Faced with the virus, Belarus acts as if nothing had happened

President Alexander Lukashenko, in Minsk, December 20, 2010, during a press conference. (SERGEI SUPINSKY / AFP)

In this country of nine and a half million people, between Poland, Ukraine and Russia, almost nothing has changed since the start of the Covid-19 coronavirus epidemic. Businesses continue to operate. Shops, bars, restaurants are open. Nurseries, schools, universities are too. Car traffic continues. The same goes for sports competitions: the hockey games (which are very popular) continue. Handball and football matches too. It’s the start of the soccer season over there when winter comes. The second day of the football championship took place on Sunday March 29, the next is scheduled for Friday April 3. And supporters are allowed in stadiums without any protective measures. Belarus is the last country in the world, along with Burma and Nicaragua, not to have suspended its championship. In short, we are very far from confinement, even if the over 65s were still encouraged to stay at home.

This specificity is first of all the consequence of the decision of a man, Alexander Lukashenko, who directs the country with an iron fist, Lukashenko has been the head of the country for 26 years. And he behaves like a despot. Belarus (there they say Belarus) has kept software that resembles that of the Soviet Union. Lukashenko considers that the country has all the means to protect itself against the virus, which he describes as “psychosis”. In recent days, to fight the Covid-19, he has praised, in turn, the merits of steam baths, vodka, working on a tractor and playing ice hockey. He himself participated in a hockey game last Saturday, in which he had these few words, I quote: “Sport is the best antivirus, a skating rink is a fridge, there is no virus here. “Lukashenko is therefore perhaps a little enlightened, but above all he has two simple objectives: to keep the country's economy afloat (it is fragile ) and of course silence any dispute. While building on a health infrastructure deemed relatively good. Officially, the country has 1,052 cases, but in Belarus, they are not called “sick”, they are only called “cases in observation “. And still officially, there have been no deaths in the country.

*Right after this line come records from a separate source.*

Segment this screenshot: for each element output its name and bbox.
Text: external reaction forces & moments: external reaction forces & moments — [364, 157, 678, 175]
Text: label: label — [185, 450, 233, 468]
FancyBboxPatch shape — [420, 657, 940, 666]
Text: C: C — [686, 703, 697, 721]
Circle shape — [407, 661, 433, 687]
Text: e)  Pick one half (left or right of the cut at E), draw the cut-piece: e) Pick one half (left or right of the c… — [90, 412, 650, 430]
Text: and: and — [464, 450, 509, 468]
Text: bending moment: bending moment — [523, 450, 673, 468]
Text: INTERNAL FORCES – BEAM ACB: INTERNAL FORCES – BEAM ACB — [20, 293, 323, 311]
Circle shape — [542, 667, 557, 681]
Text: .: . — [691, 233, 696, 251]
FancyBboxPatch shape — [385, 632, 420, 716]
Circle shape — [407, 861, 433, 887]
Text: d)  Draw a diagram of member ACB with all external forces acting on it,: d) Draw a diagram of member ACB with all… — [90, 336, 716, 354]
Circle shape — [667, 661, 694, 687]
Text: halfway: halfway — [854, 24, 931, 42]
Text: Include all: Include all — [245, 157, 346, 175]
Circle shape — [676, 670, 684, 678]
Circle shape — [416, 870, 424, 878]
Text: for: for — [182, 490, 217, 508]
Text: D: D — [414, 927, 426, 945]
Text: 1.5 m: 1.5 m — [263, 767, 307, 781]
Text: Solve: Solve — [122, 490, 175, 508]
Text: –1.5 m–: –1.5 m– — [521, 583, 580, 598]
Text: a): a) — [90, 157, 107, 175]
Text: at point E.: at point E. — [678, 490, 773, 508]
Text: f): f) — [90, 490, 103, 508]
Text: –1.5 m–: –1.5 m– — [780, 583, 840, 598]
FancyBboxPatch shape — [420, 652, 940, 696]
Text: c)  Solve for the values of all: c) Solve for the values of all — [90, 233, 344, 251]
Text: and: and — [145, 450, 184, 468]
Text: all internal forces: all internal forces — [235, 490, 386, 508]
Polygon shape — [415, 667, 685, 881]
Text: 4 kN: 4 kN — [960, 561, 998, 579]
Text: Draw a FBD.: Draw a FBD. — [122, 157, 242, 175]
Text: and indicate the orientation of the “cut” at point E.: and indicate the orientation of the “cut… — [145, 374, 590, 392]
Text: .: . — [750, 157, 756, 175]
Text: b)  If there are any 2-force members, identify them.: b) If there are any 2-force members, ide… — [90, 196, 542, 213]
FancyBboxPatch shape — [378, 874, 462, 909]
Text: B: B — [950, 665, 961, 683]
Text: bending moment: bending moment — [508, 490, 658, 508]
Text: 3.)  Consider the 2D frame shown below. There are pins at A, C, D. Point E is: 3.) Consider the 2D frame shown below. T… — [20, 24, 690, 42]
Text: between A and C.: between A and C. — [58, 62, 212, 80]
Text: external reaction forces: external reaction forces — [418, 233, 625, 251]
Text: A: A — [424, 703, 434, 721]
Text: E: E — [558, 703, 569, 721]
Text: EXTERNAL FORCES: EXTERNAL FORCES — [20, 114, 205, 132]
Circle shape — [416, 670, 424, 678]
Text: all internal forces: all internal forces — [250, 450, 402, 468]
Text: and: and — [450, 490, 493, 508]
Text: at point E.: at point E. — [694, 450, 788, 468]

It is not easy to challenge power in a country like Belarus. On March 25, a journalist, Sergei Satsouk, was arrested after a critical editorial on the attitude of power in the fight against the Covid. He was immediately charged with corruption and faces 10 years in prison. The press, however, started to talk about the virus. The news broadcasts devoted to the epidemic. In public places, some people are now wearing masks. At the entrance to the stadiums, the reception staff now take the temperature of the supporters. Many urban residents have taken refuge in the countryside. Suffice to say that many Belarusians have understood that their President is lying to them. But they have no choice but to shut up.